Desdemona's Napkin (1999)
Desdemona's napkin (handkerchief), which Iago leaves in Cassius' quarters to give husband Othello the "ocular proof" of her infidelity, could be considered a fifth major character in Shakespeare's Othello. If not ready for a prime time curtain call, it may well be one of the earliest examples of what Alfred Hitchcock called a MacGuffin -- which, according to
the now disgraced Wikipedia, is
a plot device that motivates the characters and advances the story, particularly one whose importance is accepted completely by the story's characters, yet from the audience's perspective it might be minimally explained or may test their suspension of disbelief if it is scrutinized.
There are many examples in literature and film. Poe's "The Purloined Letters" is an excellent case. The protagonist must recover the letter before its sensitive contents are revealed, but the readers never learn what the letter said. Films and television are ripe with MacGuffins, ranging from the statuette in the Maltese Falcon to the neighbor's obscured face on Home Improvement. My favorite is the mysterious glowing car trunk in Repo Man. Slavoj Zizek, a philosophy professor and Hitchcock fan, compared the Iraqi weapons of mass destruction to a MacGuffin.
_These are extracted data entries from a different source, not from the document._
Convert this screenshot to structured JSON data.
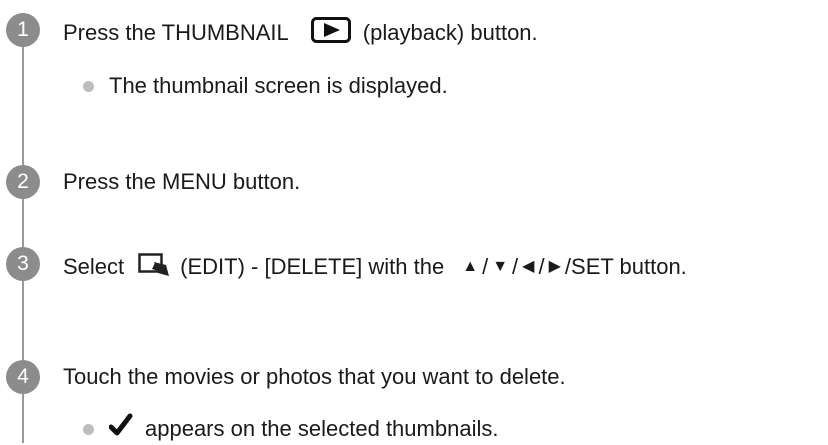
{
  "steps": [
    {
      "number": "1",
      "before": "Press the THUMBNAIL",
      "after": "(playback) button.",
      "note": "The thumbnail screen is displayed."
    },
    {
      "number": "2",
      "text": "Press the MENU button."
    },
    {
      "number": "3",
      "before": "Select",
      "middle": "(EDIT) - [DELETE] with the",
      "sep": "/",
      "after": "/SET button."
    },
    {
      "number": "4",
      "text": "Touch the movies or photos that you want to delete.",
      "note": "appears on the selected thumbnails."
    }
  ],
  "icons": {
    "playback": "playback-button-icon",
    "edit": "edit-icon",
    "arrow_up": "arrow-up-icon",
    "arrow_down": "arrow-down-icon",
    "arrow_left": "arrow-left-icon",
    "arrow_right": "arrow-right-icon",
    "check": "checkmark-icon"
  },
  "colors": {
    "step_circle": "#8c8c8c",
    "timeline": "#9a9a9a",
    "bullet": "#bdbdbd",
    "text": "#1a1a1a"
  }
}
But Othello has other plot device problems. Staging this
Othello and Desdemona (1829) by Alexandre-Marie Colin
in pre-civil rights Mississippi could have resulted in a lynching with convincing verisimilitude. Even the French, so hip to luscious Bardot and the comedic genius of Jerry Lewis, held their noses for quite some time to the vulgarities of Othello. From a review in the Sunday Times on Shakespeare Goes to Paris by John Pemble:
The French were so appalled by the vulgarity of Shakespeare’s plays that it took them 300 years to come near to an accurate translation. The item of Desdemona’s on which the plot of Othello hinges could not be mentioned on stage because mouchoir was too coarse a word to be uttered -- or heard -- in the Comédie Française. It was not until 1829 that Alfred de Vigny first risked the M-word, but that still left the question of the strawberries with which it was decorated, and fraise was considered an even lower word. The handkerchief was thus referred to as being decorated with “flowers” until well into the 20th century.
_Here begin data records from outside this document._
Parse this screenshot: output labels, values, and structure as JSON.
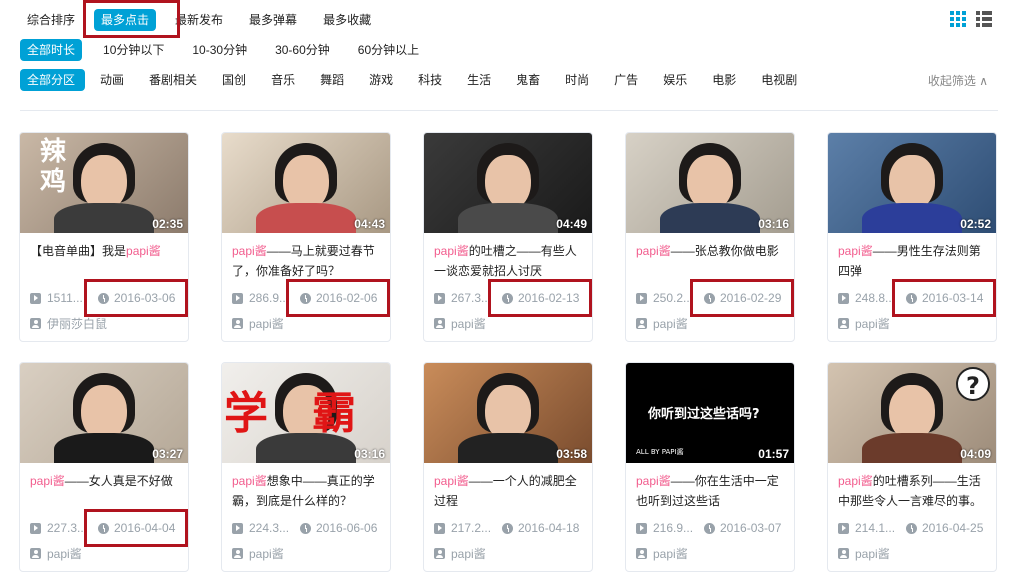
{
  "filters": {
    "sort": [
      "综合排序",
      "最多点击",
      "最新发布",
      "最多弹幕",
      "最多收藏"
    ],
    "sort_active": 1,
    "duration": [
      "全部时长",
      "10分钟以下",
      "10-30分钟",
      "30-60分钟",
      "60分钟以上"
    ],
    "duration_active": 0,
    "zones": [
      "全部分区",
      "动画",
      "番剧相关",
      "国创",
      "音乐",
      "舞蹈",
      "游戏",
      "科技",
      "生活",
      "鬼畜",
      "时尚",
      "广告",
      "娱乐",
      "电影",
      "电视剧"
    ],
    "zones_active": 0,
    "collapse_label": "收起筛选 ∧"
  },
  "view_icons": [
    "grid-view-icon",
    "list-view-icon"
  ],
  "accent_color": "#00a1d6",
  "highlight_color": "#b0131e",
  "author_color": "#f25d8e",
  "videos": [
    {
      "title_pre": "【电音单曲】我是",
      "title_hl": "papi酱",
      "title_post": "",
      "duration": "02:35",
      "plays": "1511...",
      "date": "2016-03-06",
      "up": "伊丽莎白鼠",
      "thumb_text": "辣\n鸡",
      "highlighted": true
    },
    {
      "title_pre": "",
      "title_hl": "papi酱",
      "title_post": "——马上就要过春节了，你准备好了吗？",
      "duration": "04:43",
      "plays": "286.9...",
      "date": "2016-02-06",
      "up": "papi酱",
      "thumb_text": "",
      "highlighted": true
    },
    {
      "title_pre": "",
      "title_hl": "papi酱",
      "title_post": "的吐槽之——有些人一谈恋爱就招人讨厌",
      "duration": "04:49",
      "plays": "267.3...",
      "date": "2016-02-13",
      "up": "papi酱",
      "thumb_text": "",
      "highlighted": true
    },
    {
      "title_pre": "",
      "title_hl": "papi酱",
      "title_post": "——张总教你做电影",
      "duration": "03:16",
      "plays": "250.2...",
      "date": "2016-02-29",
      "up": "papi酱",
      "thumb_text": "",
      "highlighted": true
    },
    {
      "title_pre": "",
      "title_hl": "papi酱",
      "title_post": "——男性生存法则第四弹",
      "duration": "02:52",
      "plays": "248.8...",
      "date": "2016-03-14",
      "up": "papi酱",
      "thumb_text": "",
      "highlighted": true
    },
    {
      "title_pre": "",
      "title_hl": "papi酱",
      "title_post": "——女人真是不好做",
      "duration": "03:27",
      "plays": "227.3...",
      "date": "2016-04-04",
      "up": "papi酱",
      "thumb_text": "",
      "highlighted": true
    },
    {
      "title_pre": "",
      "title_hl": "papi酱",
      "title_post": "想象中——真正的学霸，到底是什么样的？",
      "duration": "03:16",
      "plays": "224.3...",
      "date": "2016-06-06",
      "up": "papi酱",
      "thumb_text": "学　霸",
      "highlighted": false
    },
    {
      "title_pre": "",
      "title_hl": "papi酱",
      "title_post": "——一个人的减肥全过程",
      "duration": "03:58",
      "plays": "217.2...",
      "date": "2016-04-18",
      "up": "papi酱",
      "thumb_text": "",
      "highlighted": false
    },
    {
      "title_pre": "",
      "title_hl": "papi酱",
      "title_post": "——你在生活中一定也听到过这些话",
      "duration": "01:57",
      "plays": "216.9...",
      "date": "2016-03-07",
      "up": "papi酱",
      "thumb_text": "你听到过这些话吗?",
      "thumb_sub": "ALL BY PAPI酱",
      "highlighted": false
    },
    {
      "title_pre": "",
      "title_hl": "papi酱",
      "title_post": "的吐槽系列——生活中那些令人一言难尽的事。",
      "duration": "04:09",
      "plays": "214.1...",
      "date": "2016-04-25",
      "up": "papi酱",
      "thumb_text": "?",
      "highlighted": false
    }
  ]
}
Hmmm. Handkerchiefs and strawberries dare not be mentioned -- but Iago's lying and treachery get a theatrical pass. I smell a farce somewhere.
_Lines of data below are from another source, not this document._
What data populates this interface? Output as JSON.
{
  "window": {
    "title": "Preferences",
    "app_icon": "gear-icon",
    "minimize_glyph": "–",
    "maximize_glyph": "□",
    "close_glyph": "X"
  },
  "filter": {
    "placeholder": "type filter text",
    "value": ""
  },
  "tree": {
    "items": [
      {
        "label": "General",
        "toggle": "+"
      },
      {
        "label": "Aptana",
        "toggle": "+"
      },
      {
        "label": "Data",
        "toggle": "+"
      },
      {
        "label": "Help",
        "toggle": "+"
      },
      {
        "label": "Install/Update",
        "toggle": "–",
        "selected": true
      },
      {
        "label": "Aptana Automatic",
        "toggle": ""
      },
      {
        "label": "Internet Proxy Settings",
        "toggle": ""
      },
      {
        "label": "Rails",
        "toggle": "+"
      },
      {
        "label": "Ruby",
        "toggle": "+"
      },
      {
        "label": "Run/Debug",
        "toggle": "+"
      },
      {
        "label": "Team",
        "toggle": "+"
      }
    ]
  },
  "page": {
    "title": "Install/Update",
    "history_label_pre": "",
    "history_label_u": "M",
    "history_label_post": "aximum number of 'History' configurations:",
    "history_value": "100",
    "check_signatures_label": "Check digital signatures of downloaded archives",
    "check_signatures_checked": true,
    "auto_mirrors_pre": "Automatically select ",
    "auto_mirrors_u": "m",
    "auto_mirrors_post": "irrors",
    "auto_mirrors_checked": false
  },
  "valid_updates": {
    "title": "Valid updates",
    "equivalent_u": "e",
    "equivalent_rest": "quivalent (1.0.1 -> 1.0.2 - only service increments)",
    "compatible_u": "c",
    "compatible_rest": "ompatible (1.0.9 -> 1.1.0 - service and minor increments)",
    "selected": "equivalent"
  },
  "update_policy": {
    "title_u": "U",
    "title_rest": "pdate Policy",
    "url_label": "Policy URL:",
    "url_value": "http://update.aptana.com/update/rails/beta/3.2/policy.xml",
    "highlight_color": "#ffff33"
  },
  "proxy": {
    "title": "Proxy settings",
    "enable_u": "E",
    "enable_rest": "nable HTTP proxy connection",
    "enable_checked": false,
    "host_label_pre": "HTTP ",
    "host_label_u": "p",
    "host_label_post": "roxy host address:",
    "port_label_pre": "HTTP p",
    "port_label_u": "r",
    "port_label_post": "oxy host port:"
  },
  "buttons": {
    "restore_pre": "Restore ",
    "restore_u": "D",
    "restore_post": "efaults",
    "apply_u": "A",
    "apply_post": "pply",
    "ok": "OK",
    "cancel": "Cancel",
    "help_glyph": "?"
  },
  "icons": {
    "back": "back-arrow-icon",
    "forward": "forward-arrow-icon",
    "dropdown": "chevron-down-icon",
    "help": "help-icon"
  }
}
Or, better yet, from renegadecomedy.org, a remake:
Pulitzer Prize-winning playwright Paula Vogel examines the classic Shakespeare play Othello from a different point of view in her comic play Desdemona, a Play about a Handkerchief, the fall production at Renegade Comedy Theatre.The cast from Desdemona, a Play about a HandkerchiefAs the wrongly accused and suffering wife of Shakespeare's tragic Moor, Othello, Desdemona has long been viewed as the “victim of circumstance." But as Paula Vogel demonstrates in this comic deconstruction of Shakespeare's play -- aligning tongue-in-cheek humor while raising serious questions as to the role of women through the ages -- Desdemona was far from the quivering, naive waif we've all come to know. Having slept with Othello¹s entire encampment, Desdemona revels in bawdy tales of conquest. Her foils and rapt listeners are the other integral and re-imagined women of this Shakespearean tragedy: Emilia, Desdemona's servant and wife of Iago, and Bianca, now a majestic “working girl” of Cyprus.
I dig this Last Exit to Brooklyn twist. It sounds like Desdemona better buy her napkins in bulk. Who's your daddy now? as Mrs. Smith/Jolie likes to ask.
And Iago, once the greatest scheming villain of literature, is broken like the Huns in the Capitol One commercials. His days of mental pillaging are over. With yellow smileys littering the background, he's now a greeter at Wal-Mart.